Assim acompanhamos os vários momentos de um longo libreto mórbido: o massacre dos kulaks, a coletivização forçada, a grande fome, o terror dos anos 1936/37, os expurgos que darão vazão à paranóia como sistema de governo, a invenção das conspirações como método para eliminar os adversários e criar a aparência de um poder sem dó que pune exemplarmente, como no caso do massacre dos oficiais do Exército vermelho que debilitou o URSS nas vésperas da segunda grande Guerra. Neste episódio, Montefiore compra uma versão onde Stalin aparece débil e vacilante não questionando as versões em que se baseou.

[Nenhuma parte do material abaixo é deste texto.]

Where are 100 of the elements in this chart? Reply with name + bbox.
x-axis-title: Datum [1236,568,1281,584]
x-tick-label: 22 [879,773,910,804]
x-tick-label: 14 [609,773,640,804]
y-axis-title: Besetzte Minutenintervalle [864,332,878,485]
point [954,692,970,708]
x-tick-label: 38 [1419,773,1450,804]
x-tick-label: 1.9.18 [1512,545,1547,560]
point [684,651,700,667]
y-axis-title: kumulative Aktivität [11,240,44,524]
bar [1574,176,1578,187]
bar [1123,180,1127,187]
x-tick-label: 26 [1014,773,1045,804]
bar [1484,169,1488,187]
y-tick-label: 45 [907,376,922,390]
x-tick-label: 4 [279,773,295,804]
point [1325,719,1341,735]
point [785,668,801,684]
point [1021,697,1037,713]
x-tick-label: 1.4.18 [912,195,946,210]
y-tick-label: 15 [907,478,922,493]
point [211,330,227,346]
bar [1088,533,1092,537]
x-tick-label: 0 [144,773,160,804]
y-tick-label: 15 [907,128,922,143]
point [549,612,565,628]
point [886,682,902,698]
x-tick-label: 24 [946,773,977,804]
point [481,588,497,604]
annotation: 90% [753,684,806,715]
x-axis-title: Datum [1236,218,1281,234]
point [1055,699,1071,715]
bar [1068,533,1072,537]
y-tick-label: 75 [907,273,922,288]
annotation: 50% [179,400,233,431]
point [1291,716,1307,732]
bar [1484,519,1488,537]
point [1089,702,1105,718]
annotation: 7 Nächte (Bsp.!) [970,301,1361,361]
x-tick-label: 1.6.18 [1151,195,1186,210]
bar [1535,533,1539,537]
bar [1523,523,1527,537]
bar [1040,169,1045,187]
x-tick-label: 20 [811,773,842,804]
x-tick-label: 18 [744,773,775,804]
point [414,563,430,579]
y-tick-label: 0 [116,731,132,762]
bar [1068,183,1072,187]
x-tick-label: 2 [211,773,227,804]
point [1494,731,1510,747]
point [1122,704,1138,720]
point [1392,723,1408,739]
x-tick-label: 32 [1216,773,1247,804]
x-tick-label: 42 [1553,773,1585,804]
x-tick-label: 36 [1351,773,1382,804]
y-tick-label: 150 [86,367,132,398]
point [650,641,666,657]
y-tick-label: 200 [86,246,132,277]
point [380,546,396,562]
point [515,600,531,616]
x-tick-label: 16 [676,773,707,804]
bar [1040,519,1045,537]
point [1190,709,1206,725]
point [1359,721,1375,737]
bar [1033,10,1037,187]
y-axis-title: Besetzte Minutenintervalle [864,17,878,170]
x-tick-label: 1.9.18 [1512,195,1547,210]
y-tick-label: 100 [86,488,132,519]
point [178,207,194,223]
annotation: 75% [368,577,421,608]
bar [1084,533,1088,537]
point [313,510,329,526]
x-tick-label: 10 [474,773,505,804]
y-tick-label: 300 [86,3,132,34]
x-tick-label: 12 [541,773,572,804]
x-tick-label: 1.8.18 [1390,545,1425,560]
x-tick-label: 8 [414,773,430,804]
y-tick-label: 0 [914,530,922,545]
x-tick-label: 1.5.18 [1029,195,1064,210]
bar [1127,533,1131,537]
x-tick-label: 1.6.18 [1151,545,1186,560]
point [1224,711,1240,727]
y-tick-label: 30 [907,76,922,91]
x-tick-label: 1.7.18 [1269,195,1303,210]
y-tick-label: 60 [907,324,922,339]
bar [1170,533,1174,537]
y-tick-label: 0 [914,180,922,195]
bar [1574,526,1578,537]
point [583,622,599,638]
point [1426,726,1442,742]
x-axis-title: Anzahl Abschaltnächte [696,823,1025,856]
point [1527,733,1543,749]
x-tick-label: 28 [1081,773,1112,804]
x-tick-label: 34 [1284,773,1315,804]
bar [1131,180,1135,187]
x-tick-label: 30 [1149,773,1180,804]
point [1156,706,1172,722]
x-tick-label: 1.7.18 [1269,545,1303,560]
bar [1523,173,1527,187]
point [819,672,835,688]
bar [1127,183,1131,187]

Montefiore procura sempre descrever os cenários onde ocorrem as decisões em jantares pantagruélicos regados a muita vodka, sessões de cinema na madrugada em palácios do Kremlin ou nas dachas preferidas do dirigente. Outras vezes os surpreende em trens blindados e à medida que a história avança, vai apresentando um a um os coadjuvantes, os “potentados”, ou “magnatas”, como ele os classifica. Mostra o Partido como uma família incestuosa e o bolchevique como uma espécie de templário. Faz brevissimos perfis para orientar o leitor nos intrincados labirintos soviéticos. Fica-se assim conhecendo um pouco da vida de pessoas que viveram à sombra do grande chefe, sendo que alguns foram suas vítimas, gente como : Kirov, Molotov, Kalinin, Tukhatchviski, Kagánovitch, Sergo Ordjonikidze, Proskrióbichev, Vorochílov, Mikoian, Béria, Jdánov, Iejov… vão sendo “perfilados” na ordem em que entram em cena. Desta forma vai até grande finale onde o tirano mergulhado numa poça de urina agoniza enquanto uma luta silenciosa acontece nos bastidores e suspende sua última obra, a liquidação da velha guarda, iniciada no 19º Congresso em conjunto com as operações para destruir o que se chamou de “complô dos doutores” no qual foi preso entre outros notáveis, até o seu médico particular num esquema que envolvia um expurgo de judeus de todos os postos , inclusive de parentes, como Polina, esposa de Molotov que amargava uma prisão por suposto vínculo a uma conspiraração sionista- americana onde mostra que seu anti-semitismo era político.